Recent advancements in video generation technologies have been significant, resulting in their widespread application across multiple domains. However, concerns have been mounting over the potential misuse of generated content. Tracing the origin of generated videos has become crucial to mitigate potential misuse and identify responsible parties. Existing video attribution methods require additional operations or the training of source attribution models, which may degrade video quality or necessitate large amounts of training samples. To address these challenges, we define for the first time the "few-shot training-free generated video attribution" task and propose SWIFT, which is tightly integrated with the temporal characteristics of the video. By leveraging the "Pixel Frames(many) to Latent Frame(one)" temporal mapping within each video chunk, SWIFT applies a fixed-length sliding window to perform two distinct reconstructions: normal and corrupted.

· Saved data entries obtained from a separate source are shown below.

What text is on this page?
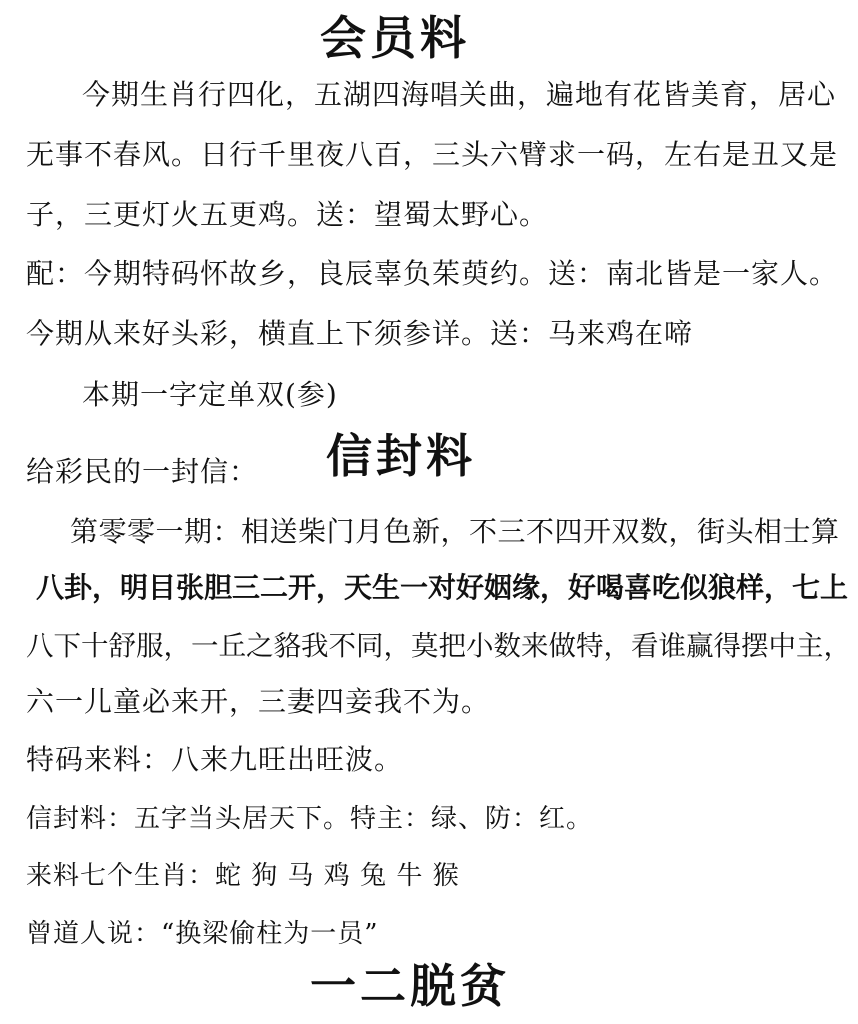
会员料
今期生肖行四化，五湖四海唱关曲，遍地有花皆美育，居心
无事不春风。日行千里夜八百，三头六臂求一码，左右是丑又是
子，三更灯火五更鸡。送：望蜀太野心。
配：今期特码怀故乡，良辰辜负茱萸约。送：南北皆是一家人。
今期从来好头彩，横直上下须参详。送：马来鸡在啼
本期一字定单双(参)
给彩民的一封信： 信封料
第零零一期：相送柴门月色新，不三不四开双数，街头相士算
八卦，明目张胆三二开，天生一对好姻缘，好喝喜吃似狼样，七上
八下十舒服，一丘之貉我不同，莫把小数来做特，看谁赢得摆中主，
六一儿童必来开，三妻四妾我不为。
特码来料：八来九旺出旺波。
信封料：五字当头居天下。特主：绿、防：红。
来料七个生肖：蛇 狗 马 鸡 兔 牛 猴
曾道人说：“换梁偷柱为一员”
一二脱贫
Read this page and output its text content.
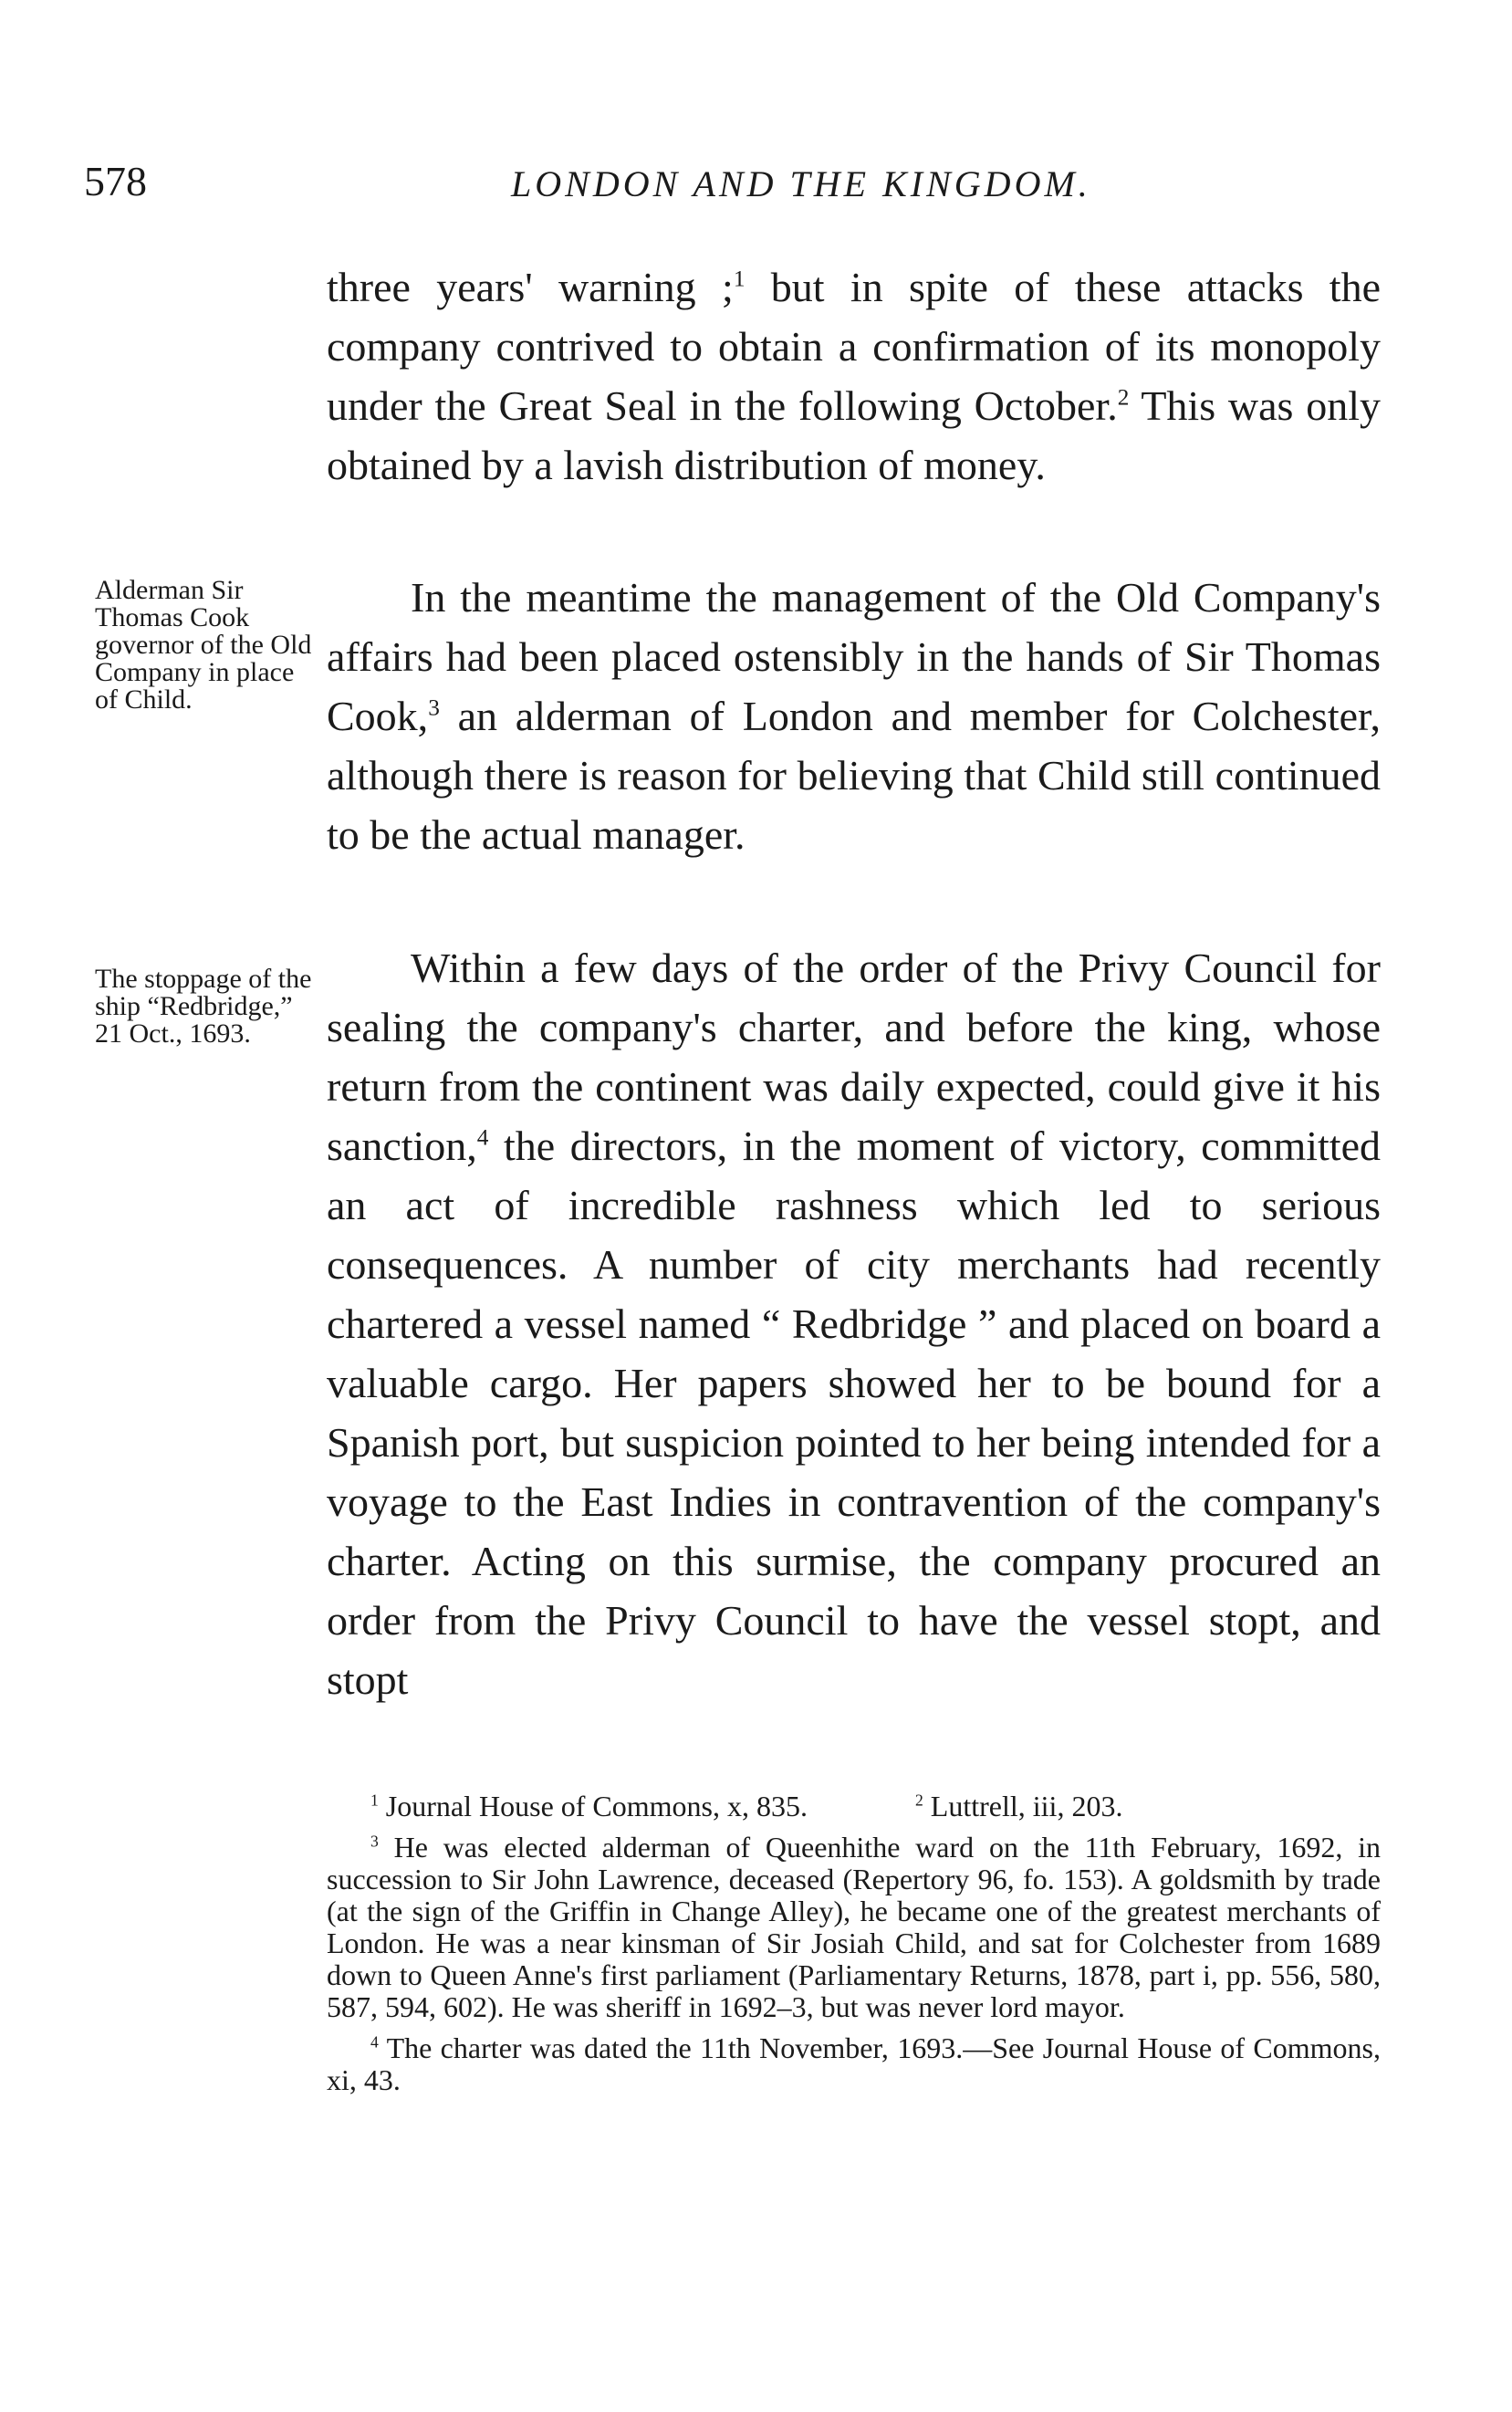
578	LONDON AND THE KINGDOM.

three years' warning ;$^1$ but in spite of these attacks the company contrived to obtain a confirmation of its monopoly under the Great Seal in the following October.$^2$ This was only obtained by a lavish distribution of money.

Alderman Sir Thomas Cook governor of the Old Company in place of Child.

In the meantime the management of the Old Company's affairs had been placed ostensibly in the hands of Sir Thomas Cook,$^3$ an alderman of London and member for Colchester, although there is reason for believing that Child still continued to be the actual manager.

The stoppage of the ship “Redbridge,” 21 Oct., 1693.

Within a few days of the order of the Privy Council for sealing the company's charter, and before the king, whose return from the continent was daily expected, could give it his sanction,$^4$ the directors, in the moment of victory, committed an act of incredible rashness which led to serious consequences. A number of city merchants had recently chartered a vessel named “ Redbridge ” and placed on board a valuable cargo. Her papers showed her to be bound for a Spanish port, but suspicion pointed to her being intended for a voyage to the East Indies in contravention of the company's charter. Acting on this surmise, the company procured an order from the Privy Council to have the vessel stopt, and stopt

$^1$ Journal House of Commons, x, 835.	$^2$ Luttrell, iii, 203.

$^3$ He was elected alderman of Queenhithe ward on the 11th February, 1692, in succession to Sir John Lawrence, deceased (Repertory 96, fo. 153). A goldsmith by trade (at the sign of the Griffin in Change Alley), he became one of the greatest merchants of London. He was a near kinsman of Sir Josiah Child, and sat for Colchester from 1689 down to Queen Anne's first parliament (Parliamentary Returns, 1878, part i, pp. 556, 580, 587, 594, 602). He was sheriff in 1692–3, but was never lord mayor.

$^4$ The charter was dated the 11th November, 1693.—See Journal House of Commons, xi, 43.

The variation in the losses between two reconstructions is then used as an attribution signal. We conducted an extensive evaluation of five state-of-the-art (SOTA) video generation models. Experimental results show that SWIFT achieves over 90% average attribution accuracy with merely 20 video samples across all models and even enables zero-shot attribution for HunyuanVideo, EasyAnimate, and Wan2.2. Our source code is available at https://github.com/wangchao0708/SWIFT.

Key Contributions

First formal definition of the 'few-shot training-free generated video attribution' task
SWIFT method exploiting the 'Pixel Frames→Latent Frame' temporal mapping within video chunks via a fixed-length sliding window performing normal vs. corrupted reconstructions, using the loss variation as an attribution signal
Achieves >90% average attribution accuracy across 5 SOTA video generators using only 20 samples, with zero-shot capability for HunyuanVideo, EasyAnimate, and Wan2.2

🛡️ Threat Analysis

Output Integrity Attack

Addresses AI-generated content provenance and attribution — determining which generative model produced a given video. This is a novel forensic technique for content authenticity and traceability, squarely within ML09's scope of output integrity and AI-generated content detection/attribution.